Jared Bernethy
Walter J. Levy, “World Oil Cooperation or International Chaos,” Foreign Affairs, July 1974.
Main
Point
The
basic argument of this article is that a cooperative effort between
oil-producing and oil-importing countries must come about in order for the oil
crisis of the 1970’s to come to an end.
This cooperative effort along with a certain level of austerity is
essential to correct and end the oil and corresponding financial crisis.
Summary
Levy
begins the article by explaining the seriousness of the oil crisis and the
changes in the supply and price conditions in the early 1970’s. Beginning in 1970, oil-producing
countries began steadily gaining complete control over the oil industry in their
countries. Therefore, the
governments of these countries could control the supply and price they charge
for oil. Due to this shift of
power, oil costs of importing countries and oil income of producing countries
was inflated dramatically. Also,
the oil reserves of producing countries increased as well. As a result of the change in power, the
“position of the international oil companies has changed completely.” Up until 1969 the oil companies had
bargaining leverage and could still determine levels of production, exports, and
prices, but as of 1974 all their power was gone. Thus, the companies no longer possessed
any real leverage. Essentially the
only hope that these companies had was “to hold on to whatever tenuous residual
rights or preferences the producing countries might still be willing to
extend. The companies have no
choice but to acquiesce in virtually any kind of conditions imposed or
exacted.”
Next,
Levy goes into the financial crisis that importing countries were faced with,
due to this extreme increase in oil cost.

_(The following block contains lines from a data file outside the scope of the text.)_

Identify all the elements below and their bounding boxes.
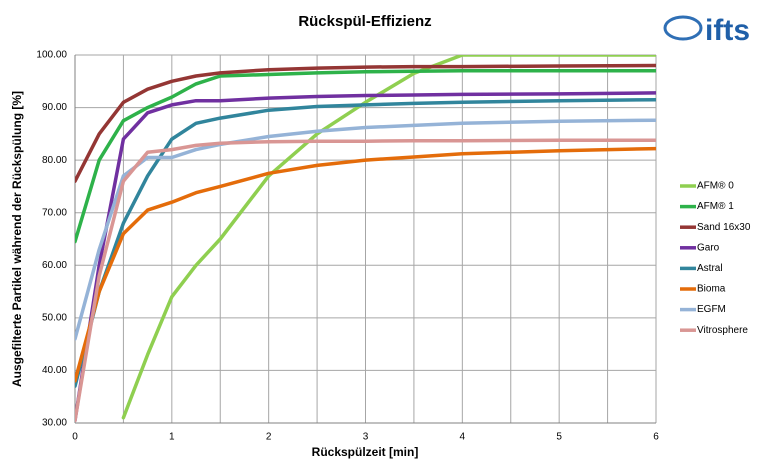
x-tick-label: 1 (169, 432, 175, 443)
x-tick-label: 6 (653, 432, 659, 443)
legend-label: Astral (697, 263, 723, 274)
x-tick-label: 3 (363, 432, 369, 443)
legend-label: AFM® 1 (697, 201, 734, 212)
x-tick-label: 0 (72, 432, 78, 443)
series-line (75, 97, 656, 388)
series-line (121, 55, 656, 420)
logo: ifts (663, 14, 750, 47)
legend-label: Bioma (697, 284, 726, 295)
x-tick-label: 4 (460, 432, 466, 443)
y-tick-label: 90.00 (42, 102, 67, 113)
series-line (75, 69, 656, 244)
series-line (75, 138, 656, 423)
y-tick-label: 30.00 (42, 418, 67, 429)
y-axis-title: Ausgefilterte Partikel während der Rücks… (10, 91, 24, 387)
legend-label: AFM® 0 (697, 181, 734, 192)
y-tick-label: 80.00 (42, 155, 67, 166)
logo-text: ifts (705, 14, 750, 47)
series-line (75, 91, 656, 423)
y-tick-label: 60.00 (42, 260, 67, 271)
y-tick-label: 50.00 (42, 312, 67, 323)
x-tick-label: 2 (266, 432, 272, 443)
legend-label: EGFM (697, 304, 726, 315)
y-tick-label: 40.00 (42, 365, 67, 376)
chart-title: Rückspül-Effizienz (298, 13, 431, 30)
legend-label: Garo (697, 242, 720, 253)
series-line (75, 118, 656, 341)
series-line (75, 63, 656, 183)
y-tick-label: 100.00 (36, 50, 67, 61)
x-axis-title: Rückspülzeit [min] (312, 445, 419, 459)
plot-area (75, 55, 656, 423)
legend-label: Sand 16x30 (697, 222, 751, 233)
y-tick-label: 70.00 (42, 207, 67, 218)
logo-swoosh (663, 15, 703, 41)
legend-label: Vitrosphere (697, 325, 748, 336)
series-line (75, 146, 656, 383)
x-tick-label: 5 (556, 432, 562, 443)
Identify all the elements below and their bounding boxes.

In late 1973, almost every importing nation was faced with major
balance-of-trade problems. As a
result, the majorities of these countries were in a financial bind and had no
way paying for the amount of oil imports necessary. The IMF and World Bank stepped in to
help relieve the oil-importing countries with this crisis, but with oil prices
staying high more changes were needed.
If oil prices were to stay high then oil-importing countries could face
“pyramiding interest or individual charges on top of mounting direct oil import
costs.” In reality the only way
these countries could possibly reduce the trade deficit would be to impose
austerity upon the people, resulting in lower consumption and lower standards of
living. Levy also believes that a
“cooperative effort” must take place between the oil-importing countries and the
oil-exporting countries. He says
that importing countries need to do three things in order to help turn around
the oil and resulting financial crisis.
First, importing countries “must establish and coordinate research and
development programs with regard to existing and new energy sources.” Next, they “must also establish a
concurrent and consistent program of energy conservation.” And finally, countries shouldn’t “have
on hand less than a supply equal to six months of its imports,” just in case oil
supplies were cut off. This
“cooperation” between oil-importing countries is essential in order to get
and/or develop cooperation with the producing countries.
As for
the oil producing countries, they try to justify the huge price increases that
were imposed. They say “the large
increase in oil prices are warranted by the alternative cost that would have to
be incurred if oil had to be replaced by other energy sources.” They also cite that “high oil prices
will result in oil conservation and encourage the use of oil for only the most
essential and valuable purposes.”
In reality it is known that oil-producing countries try to get as much
income as possible from their oil exports now, because they know that their oil
reserves will in time go away. On
the other hand, the producing countries couldn’t continue to take the position
that the economic situation of the major importing countries was no concern of
theirs, because taking this position could result in the destruction of the
developing oil-importing countries.
There is thus no alternative for oil-importing countries but to try to
convince the oil-producing countries that there must be some similar interest
between the two sides.
In
conclusion Levy argues that a combination of many things are needed to help
correct and prevent the oil crisis.
He says that a certain level of austerity is needed, “just adequate to
permit the major industrialized nations to maintain viable economic and
industrial operations, including continued growth but at a lower rate than might
have been projected.” Along with
the implementation of austerity a “far-reaching cooperation among the
oil-importing nations” is needed.
Also, “an understanding by the importing nations of the interests and
aspirations of the producing countries, and a recognition by the producing
countries that even in an austerity situation any attempt to hold prices high
must result in worldwide dangers to which they could not be immune.” To Levy, these four situations are
essential in order for this energy crisis to be corrected and remain stable.